Bunu kendime hiç mi hiç yakıştıramadım.
Bazen gözler ve yürek kapalı oluyor.
Her zaman şunu derim “ Allah bana haramı nasip etmesin.”
Keşke bunu ilahiyatçı rektör de söyleseydi. Önceki gün sabah saatlerinde beni Rize’den ayrılan ve Karaman’ın tehdit ettiği bir doktor aradı. Vicdanlı ve devletin paralarının nasıl çalındığını anlattı.
Diş Hekimliği fakültesinde ne dolaplar döndüğünü söyledi. Orada bir doktor fazla hacıra alabilmek için bir yerine 10 iş yaptığını; yazarak hem kendine ek ücret, hem de fakültenin işinin fazla olduğunu göstermek istemiş. Tabii şikâyet söz konusu olunca dekan göz yummuş ve bunu rektöre bildirmiş.
Tabii sonuç belli!
Kapa çeneni olmuş.
Vicdanlı doktor tutmuş durumu CİMER’e yazmış. Oradan da birileri parmak basmış ve CİMER’e yazılanlar Rektöre gitmiş.
Tabii Karaman, doktoru çağırarak tehdit etmeye başlamış.
İlk haberi yazdıktan ve 18 kişilik yasaklılar listesini gördükten sonra bunlar doğal diye düşünmeye başladım!
Ardından başka bir telefon geldi. Karaman’ın halen FETO’cularla bağının olduğunu söyledi ve bir milletvekilinin Karaman’ı koruduğunu iddia etti.
Yine şaşırmadım.
Bunca dolaplar dönüyor, bunca işler oluyor; bunun arkasında elbette birileri olacak. 15 Temmuz sonrası istihbarat daire başkanının hakkında dosya hazırladığı rektör görevden tam alınacak ve tutuklanacağı sırada;
DUR diyen birileri var!
Peki, bu ülkeyi kan gölüne çevirmek isteyen, Cumhurbaşkanını havada vurmak isteyen, yok etmek isteyen bir zihniyetin mensubu nasıl olurda alınmadı?

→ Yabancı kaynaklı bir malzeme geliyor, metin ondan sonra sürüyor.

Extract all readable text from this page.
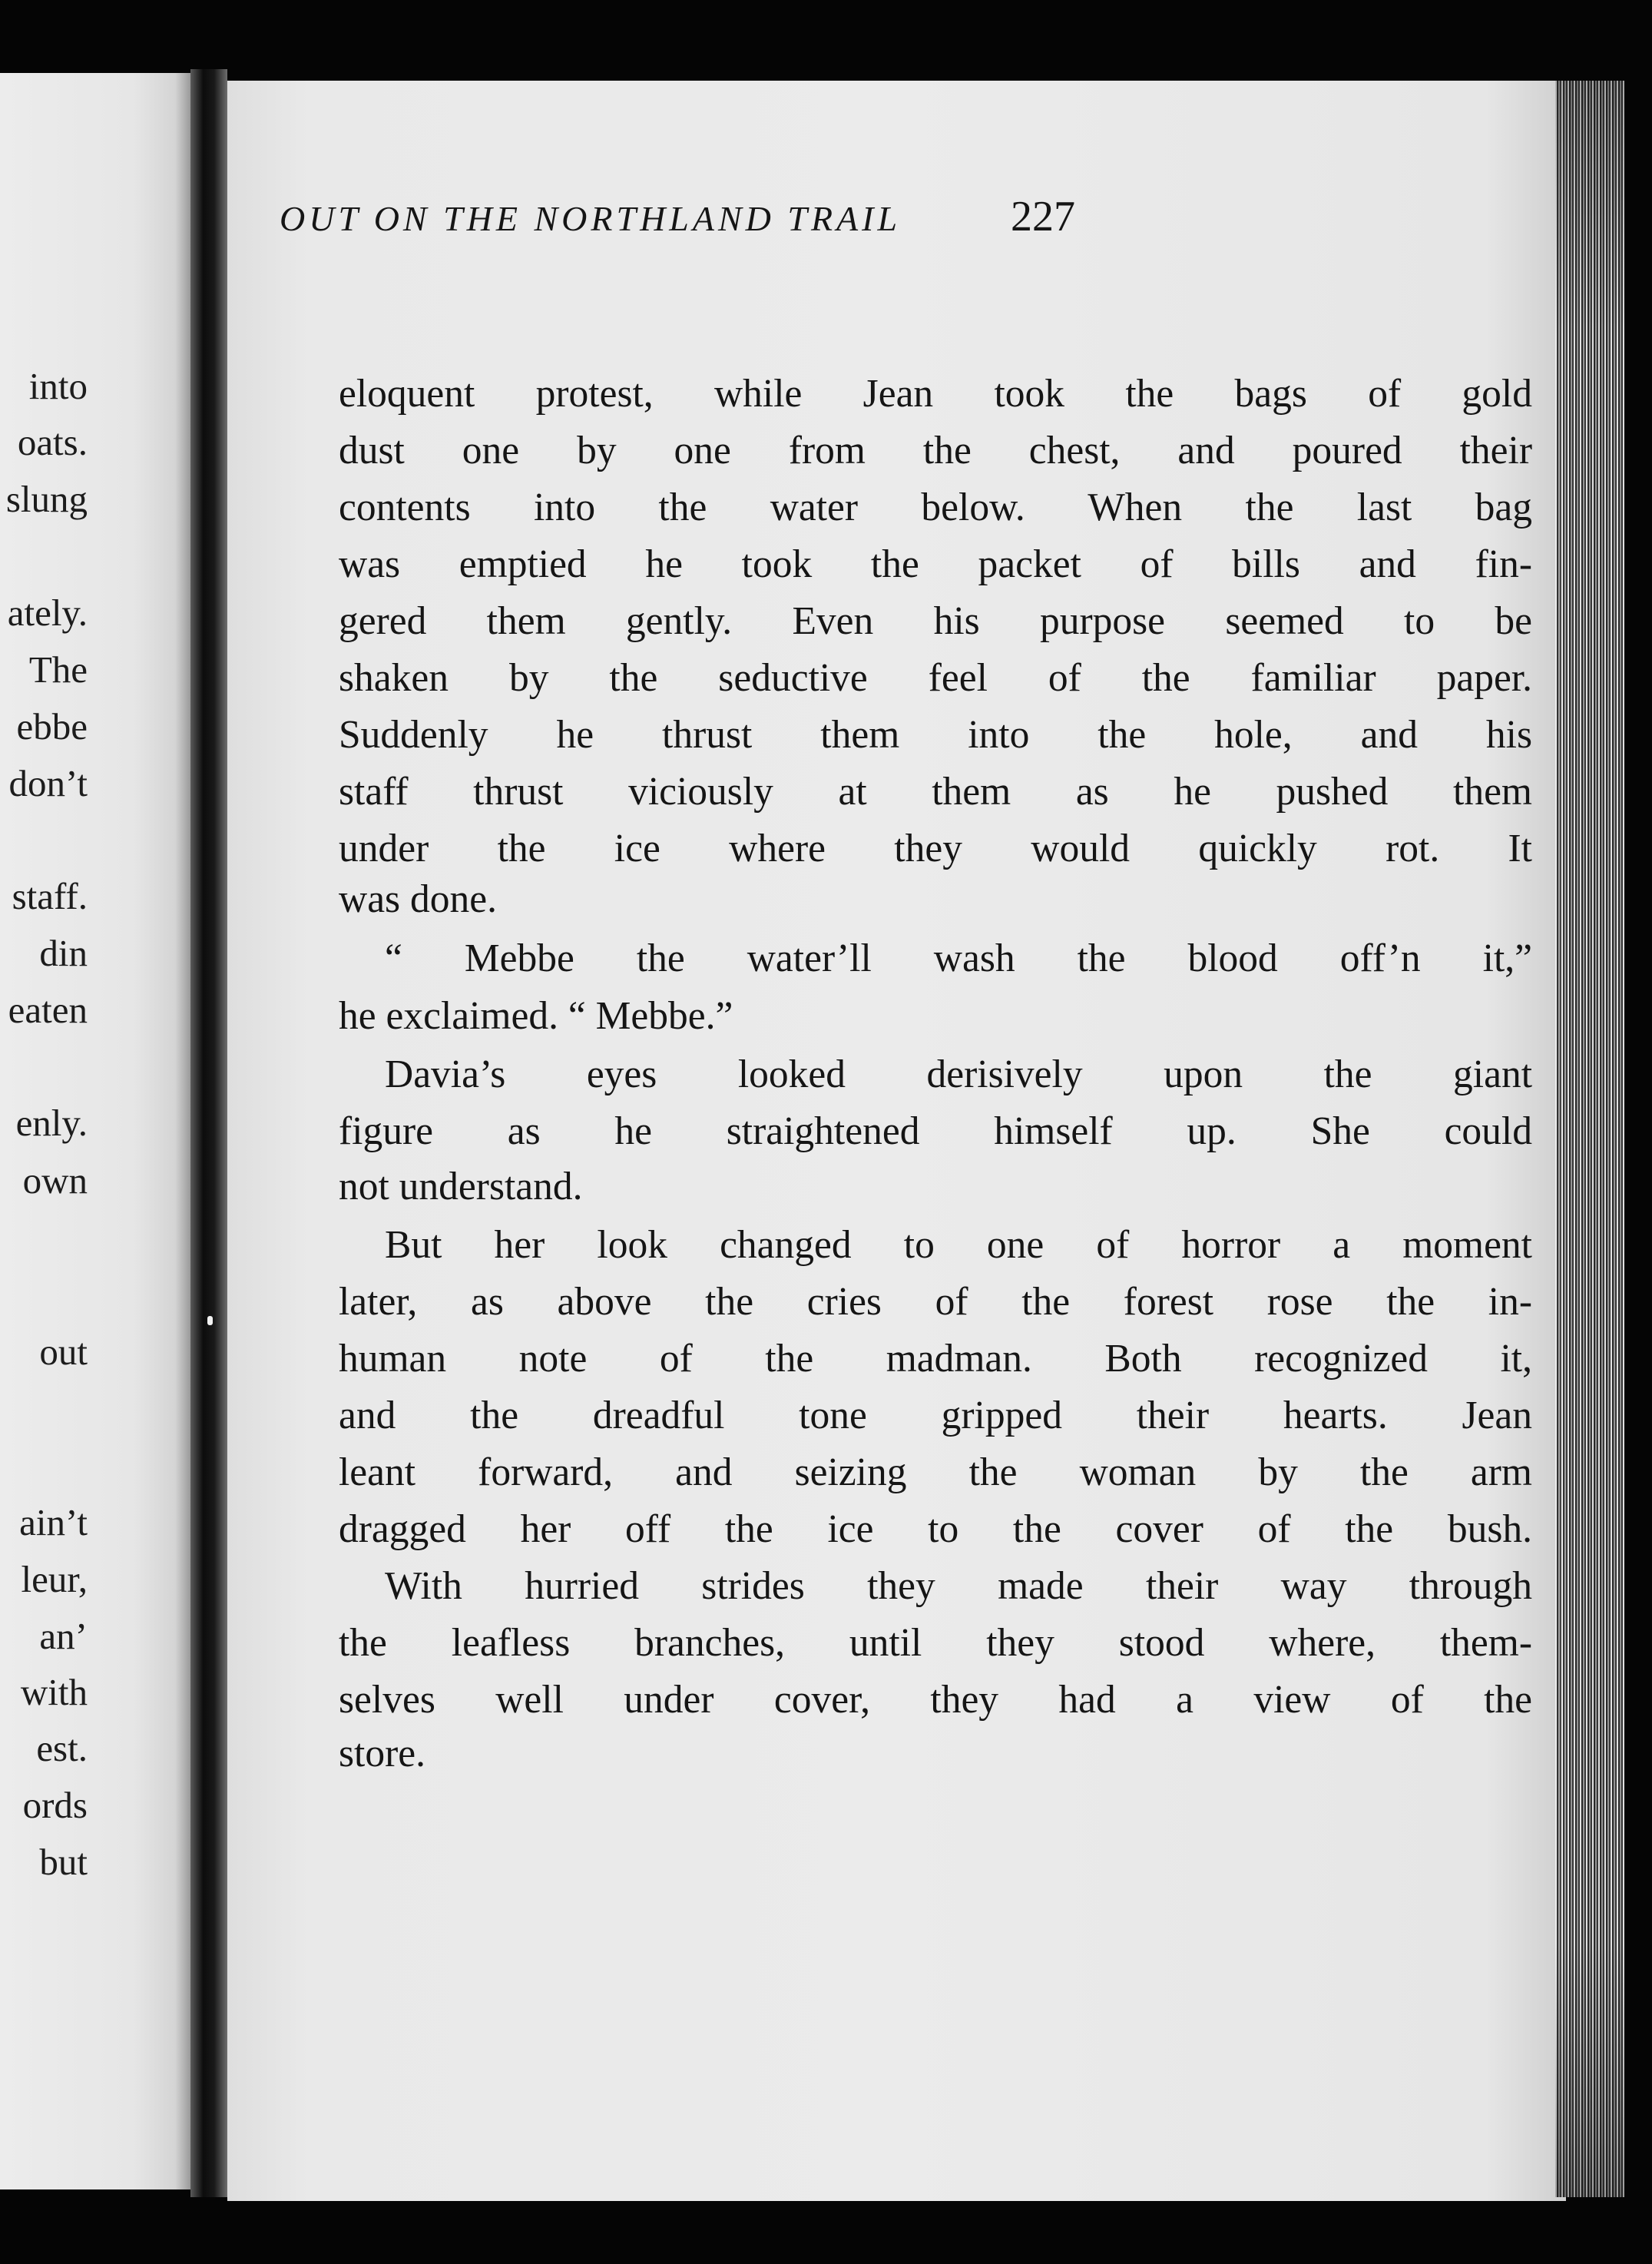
into
oats.
slung
ately.
The
ebbe
don’t
staff.
din
eaten
enly.
own
out
ain’t
leur,
an’
with
est.
ords
but
eloquent protest, while Jean took the bags of gold
dust one by one from the chest, and poured their
contents into the water below. When the last bag
was emptied he took the packet of bills and fin-
gered them gently. Even his purpose seemed to be
shaken by the seductive feel of the familiar paper.
Suddenly he thrust them into the hole, and his
staff thrust viciously at them as he pushed them
under the ice where they would quickly rot. It
was done.
“ Mebbe the water’ll wash the blood off’n it,”
he exclaimed. “ Mebbe.”
Davia’s eyes looked derisively upon the giant
figure as he straightened himself up. She could
not understand.
But her look changed to one of horror a moment
later, as above the cries of the forest rose the in-
human note of the madman. Both recognized it,
and the dreadful tone gripped their hearts. Jean
leant forward, and seizing the woman by the arm
dragged her off the ice to the cover of the bush.
With hurried strides they made their way through
the leafless branches, until they stood where, them-
selves well under cover, they had a view of the
store.
OUT ON THE NORTHLAND TRAIL	227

Geçtiğimiz aylarda üniversitede düzenlenen bir basın toplantısında gazeteci olarak hiç sevmediğim Gencağa Karafazlı FETO ile ilgili bir soru sordu. Ardından duyduğum kadarıyla “ Bunu kim çağırdı” demiş.
Çünkü yarasını deşmişti.
Sen neymişsin be Hüseyin…
Sen de ne marifetler var da bizim haberimiz olmadı.
Senin marifetlerin ortaya çıkmaya başladı. Her gün gelen telefonlarla senin Rize üniversitesine hatta Cumhurbaşkanının isminin yer aldığı üniversitede işin olmadığını düşünüyorum.